Berdasarkan uraian di atas dapat
ditarik beberapa postulat model structural , yaitu:
1.
Pendekatan sinkronis harus mendahului pendekatan
diakronis apa pun karena sistem lebih dapat dipahami daripada perubahan.
Perubahan itu adalah perubahan sebagian atau seluruh dalam suatu keadaan dari
suatu sistem. Oleh karena itu, sejarah perubahan harus dating setelah teori
yang mendeskripsikan keadaan sinkronis sistem itu.
2.
Kasus paradigmatic untuk pendekatan structural
adalah kasus seperangkat entitas diskrete yang terbatas.
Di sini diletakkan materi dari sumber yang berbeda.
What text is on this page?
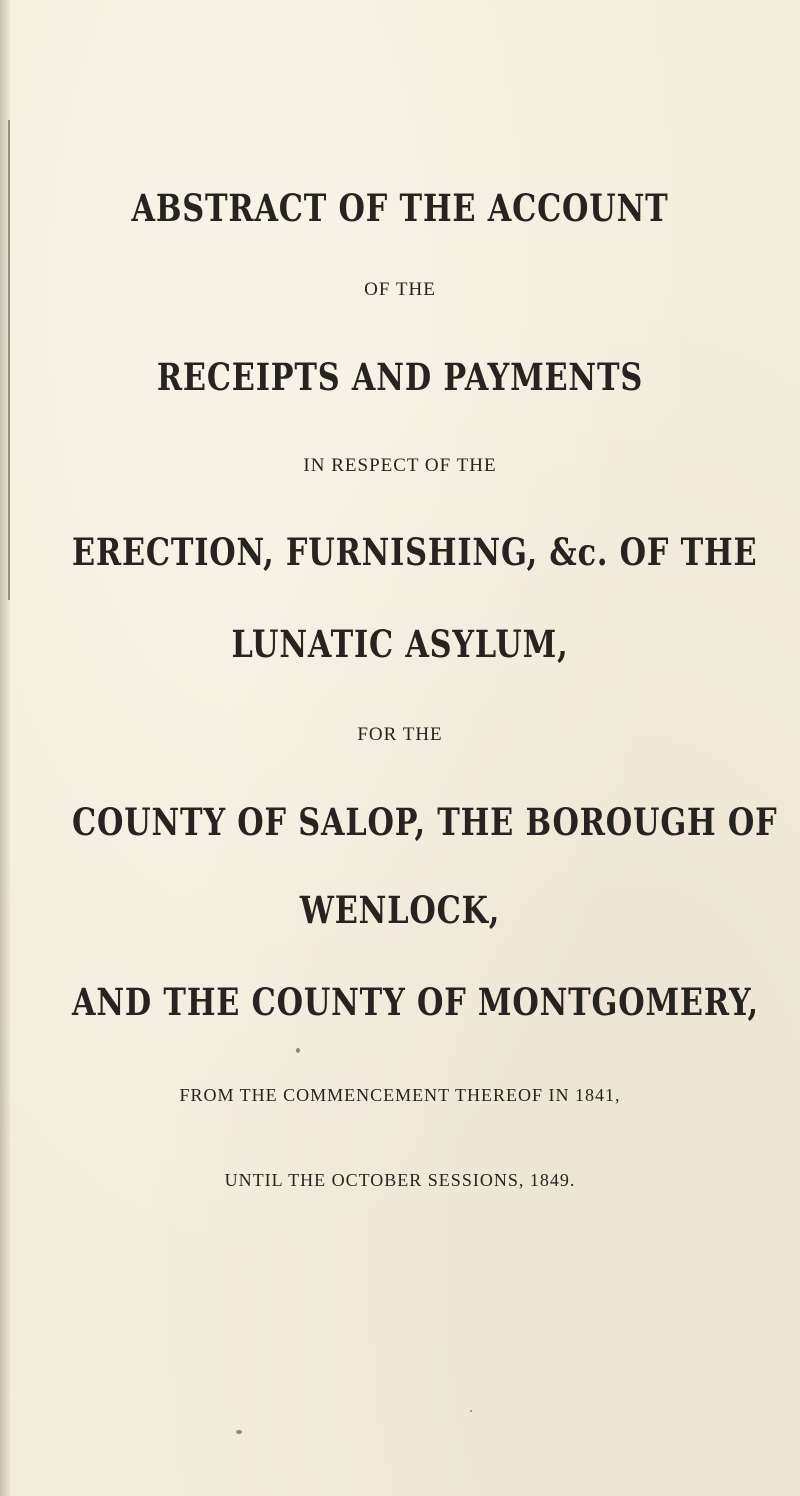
ABSTRACT OF THE ACCOUNT

OF THE

RECEIPTS AND PAYMENTS

IN RESPECT OF THE

ERECTION, FURNISHING, &c. OF THE

LUNATIC ASYLUM,

FOR THE

COUNTY OF SALOP, THE BOROUGH OF

WENLOCK,

AND THE COUNTY OF MONTGOMERY,

FROM THE COMMENCEMENT THEREOF IN 1841,

UNTIL THE OCTOBER SESSIONS, 1849.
Sistem fonologi
mungkin tampak memuaskan postulat kedua ini secara langsung daripada yang
dilakukan sistem leksikal dimana kreteria keterbatasan lebih sulit diterapkan
secara konkrit.
3.
Dalam sistem tanda hanya ada perbedaan, tetapi
tidak ada eksisistensi substansial (Saussure). Postulat ini membatasi sifat
formal entitas linguistic. Formal di sini dipertentangkan dengan substansial
dalam arti eksistensi positif otonom dari entitas yang dipertaruhkan dalam
linguistic dan pada umumnya, dalam semiotic.
4.
Dalam sistem terbatas semacam itu, semua
hubungan itu imanen terhadap sistem. Dalam hal ini sistem semiotic itu tertutup
dalam arti tanpa hubungan dengan realitas`eksternal nonsemiotik. Definisi tanda
yang diberikan oleh Saussure telah menyiratkan postulat ini (tanda dan benda
bersifat permanen). Padahal semiotic sebenarnya bersifat terbuka tetapi
dibatasi oleh hubungan eksternal antara tanda dan benda.
Berdasarkan
postulat di atas, maka dapat kita simpulkan bahwa bahasa dalam teori structural
tidak lagi tampak sebagai mediasi antara pikiran dan benda. Bahasa didudukkan sebagai
dunia tertutup, dimana setiap hal hanya mengacu pada hal lain dari sistem yang
sama, karena saling berpengaruh oposisi dan perbedaan yang konstitutif dari
sitem itu. Oleh karena itu, bahasa tidak lagi diperlakukan sebagai “bentuk
kehidupan” , tetapi sebagai sistem swasembada hubungan batin. Pada titik
ekstrem ini bahasa didudukkan sebagai wacana hilang.